The INR1.5bn (€23m) facility, which was unveiled last week, will make sterile injectables including antibiotics like cephalosporins which, according to company director Alok Saxena, “offer a good opportunity both for the domestic as well as export markets.”
The global market for injectables is growing at a rate of around 11 per cent a year and is predicted to reach a total value of $245bn with generics generating around $500m a year, according to figures quoted by the Economic Times.
These numbers clearly support Eldar's belief in the market's potential as does Pfizer deal with Strides last month in which the US major cited expansion into generic injectables as a key driver for the agreement.

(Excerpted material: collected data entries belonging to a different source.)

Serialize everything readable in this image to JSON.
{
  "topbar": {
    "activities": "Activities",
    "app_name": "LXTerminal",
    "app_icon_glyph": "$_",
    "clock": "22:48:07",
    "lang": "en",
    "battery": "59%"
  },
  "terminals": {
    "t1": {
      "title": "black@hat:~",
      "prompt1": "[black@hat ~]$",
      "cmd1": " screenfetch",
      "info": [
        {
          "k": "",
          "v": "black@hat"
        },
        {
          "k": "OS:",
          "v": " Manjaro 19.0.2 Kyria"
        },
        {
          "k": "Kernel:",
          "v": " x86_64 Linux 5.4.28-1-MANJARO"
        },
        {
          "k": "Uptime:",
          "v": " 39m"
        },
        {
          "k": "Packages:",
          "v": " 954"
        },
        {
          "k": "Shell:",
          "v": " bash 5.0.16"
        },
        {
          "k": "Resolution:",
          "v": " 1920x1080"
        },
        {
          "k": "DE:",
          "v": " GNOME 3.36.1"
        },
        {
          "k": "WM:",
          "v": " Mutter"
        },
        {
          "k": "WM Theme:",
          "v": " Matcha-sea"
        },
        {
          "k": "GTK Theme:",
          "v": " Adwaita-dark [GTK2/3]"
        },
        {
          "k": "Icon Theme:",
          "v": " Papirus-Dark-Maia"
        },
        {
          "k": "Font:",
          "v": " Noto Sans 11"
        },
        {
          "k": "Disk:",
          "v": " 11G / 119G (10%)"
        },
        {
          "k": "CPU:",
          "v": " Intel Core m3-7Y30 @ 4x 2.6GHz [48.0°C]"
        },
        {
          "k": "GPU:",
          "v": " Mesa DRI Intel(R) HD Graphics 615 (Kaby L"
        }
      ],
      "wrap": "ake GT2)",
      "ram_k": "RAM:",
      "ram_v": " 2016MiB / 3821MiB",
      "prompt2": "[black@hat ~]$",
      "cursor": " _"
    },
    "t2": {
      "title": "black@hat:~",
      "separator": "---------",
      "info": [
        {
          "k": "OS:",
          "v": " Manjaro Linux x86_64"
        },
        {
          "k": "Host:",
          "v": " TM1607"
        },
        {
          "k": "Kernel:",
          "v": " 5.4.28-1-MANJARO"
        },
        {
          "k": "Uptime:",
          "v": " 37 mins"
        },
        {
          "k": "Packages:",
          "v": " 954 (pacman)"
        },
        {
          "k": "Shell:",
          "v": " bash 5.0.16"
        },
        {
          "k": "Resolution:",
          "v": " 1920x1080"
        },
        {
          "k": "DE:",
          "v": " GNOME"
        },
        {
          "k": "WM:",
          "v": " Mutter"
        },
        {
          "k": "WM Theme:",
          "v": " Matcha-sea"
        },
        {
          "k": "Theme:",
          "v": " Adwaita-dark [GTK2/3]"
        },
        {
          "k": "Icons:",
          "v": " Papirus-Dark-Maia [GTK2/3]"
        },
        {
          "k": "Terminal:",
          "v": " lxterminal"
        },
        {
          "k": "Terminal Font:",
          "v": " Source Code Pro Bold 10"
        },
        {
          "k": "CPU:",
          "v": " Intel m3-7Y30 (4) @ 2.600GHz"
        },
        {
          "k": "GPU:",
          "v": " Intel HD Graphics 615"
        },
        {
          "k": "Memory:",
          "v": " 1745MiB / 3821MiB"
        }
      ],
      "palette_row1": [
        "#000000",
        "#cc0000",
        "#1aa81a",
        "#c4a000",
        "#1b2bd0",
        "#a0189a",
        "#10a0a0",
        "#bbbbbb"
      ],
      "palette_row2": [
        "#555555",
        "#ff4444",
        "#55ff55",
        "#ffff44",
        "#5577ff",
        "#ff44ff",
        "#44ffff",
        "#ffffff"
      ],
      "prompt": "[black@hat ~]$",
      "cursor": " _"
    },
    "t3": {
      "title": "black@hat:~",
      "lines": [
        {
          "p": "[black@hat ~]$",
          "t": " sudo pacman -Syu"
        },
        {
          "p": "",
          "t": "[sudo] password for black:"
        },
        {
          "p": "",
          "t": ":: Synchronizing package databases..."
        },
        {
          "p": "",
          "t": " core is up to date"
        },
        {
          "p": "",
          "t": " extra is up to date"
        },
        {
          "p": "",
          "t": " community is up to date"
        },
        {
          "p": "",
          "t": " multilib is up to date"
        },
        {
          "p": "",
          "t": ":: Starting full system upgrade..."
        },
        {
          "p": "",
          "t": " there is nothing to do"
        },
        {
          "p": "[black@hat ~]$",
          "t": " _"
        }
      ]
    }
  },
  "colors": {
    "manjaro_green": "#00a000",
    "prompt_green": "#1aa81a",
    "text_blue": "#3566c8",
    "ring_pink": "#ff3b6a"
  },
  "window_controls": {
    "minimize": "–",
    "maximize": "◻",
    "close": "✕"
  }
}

Injectables aside, Elder's new facility will provide the firm with other benefits according to Saxena. He said the firm plans to centralise the production of syrup-based drugs in Dehradun in a move expected to provide significant cost advantages.
He added that: “We expect the new facility to add 15 per cent to our revenues,” which grew 28 per cent last year on significant gains made by key products like Shelcal, Chymoral Forte and Formic-O.
Tax exempt zone
Elder also believes that new facility’s location in one of India’s “excise benefit zones” where taxes are not levied pharmaceuticals that are shipped overseas will help its efforts to grow outside India.
The firm is the second Indian drugmaker to have highlighted the benefits of these zones in as many weeks, following hot on the heels of Sohm India which formed a partnership with a manufacturer based in Himachal Pradesh.
In related news, operations at Elder’s subsidiary in Bulgaria began today. The unit, which is one of three acquired in the country, will be responsible for the distribution of the firm’s drug products nation wide.